ICARUS: liquid-argon neutrino hunter
The ICARUS neutrino detector measures 65 feet long and weighs 760 tons. It began its life in Gran Sasso Laboratory in Italy, seeking out elusive particles using pioneering technology. It later spent two years undergoing upgrades at CERN, the European particle physics laboratory and home of the Large Hadron Collider. It moved to Fermilab in 2017 and was installed in its detector hall in 2018, where along with the new Cosmic Ray Tagger it forms the far detector for the Short-Baseline Neutrino program.
The detector will start collecting data in 2020.
The ICARUS collaboration is investigating signs of physics that may point to a new kind of neutrino called the sterile neutrino. Other experiments have made measurements that suggest a departure from the standard three-neutrino model. ICARUS is also investigating the various probabilities of a neutrino interacting with different types of matter as well as neutrino-related astrophysics topics.
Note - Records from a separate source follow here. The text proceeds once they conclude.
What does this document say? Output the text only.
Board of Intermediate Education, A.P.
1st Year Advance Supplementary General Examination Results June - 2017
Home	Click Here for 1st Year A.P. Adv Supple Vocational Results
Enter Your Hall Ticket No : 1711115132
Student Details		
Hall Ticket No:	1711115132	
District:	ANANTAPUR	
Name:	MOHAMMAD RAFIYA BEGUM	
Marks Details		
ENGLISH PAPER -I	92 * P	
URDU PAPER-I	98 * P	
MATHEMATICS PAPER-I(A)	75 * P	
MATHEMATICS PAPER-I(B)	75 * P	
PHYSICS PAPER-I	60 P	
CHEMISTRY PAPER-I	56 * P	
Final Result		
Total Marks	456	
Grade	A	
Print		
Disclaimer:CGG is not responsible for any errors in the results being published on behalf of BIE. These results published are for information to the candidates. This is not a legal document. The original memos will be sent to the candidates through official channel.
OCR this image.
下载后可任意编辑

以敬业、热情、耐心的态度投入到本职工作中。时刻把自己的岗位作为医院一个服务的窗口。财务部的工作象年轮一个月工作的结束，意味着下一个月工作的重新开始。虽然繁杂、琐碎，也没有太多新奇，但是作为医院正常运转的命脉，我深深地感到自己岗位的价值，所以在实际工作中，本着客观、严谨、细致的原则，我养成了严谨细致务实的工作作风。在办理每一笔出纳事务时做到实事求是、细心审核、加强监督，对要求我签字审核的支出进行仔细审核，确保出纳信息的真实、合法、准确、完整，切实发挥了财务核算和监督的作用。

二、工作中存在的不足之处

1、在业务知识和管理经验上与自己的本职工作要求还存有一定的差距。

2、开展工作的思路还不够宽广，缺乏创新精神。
In this context, the detector also serves as a next step in a phased program towards the construction of massive kiloton-scale detectors for future neutrino physics, such as the Fermilab flagship, the Deep Underground Neutrino Experiment (DUNE).
Nobel laureate Carlo Rubbia of the Italian Gran Sasso Science Institute and INFN leads the ICARUS collaboration, which consists of more than 100 scientists from 22 institutions.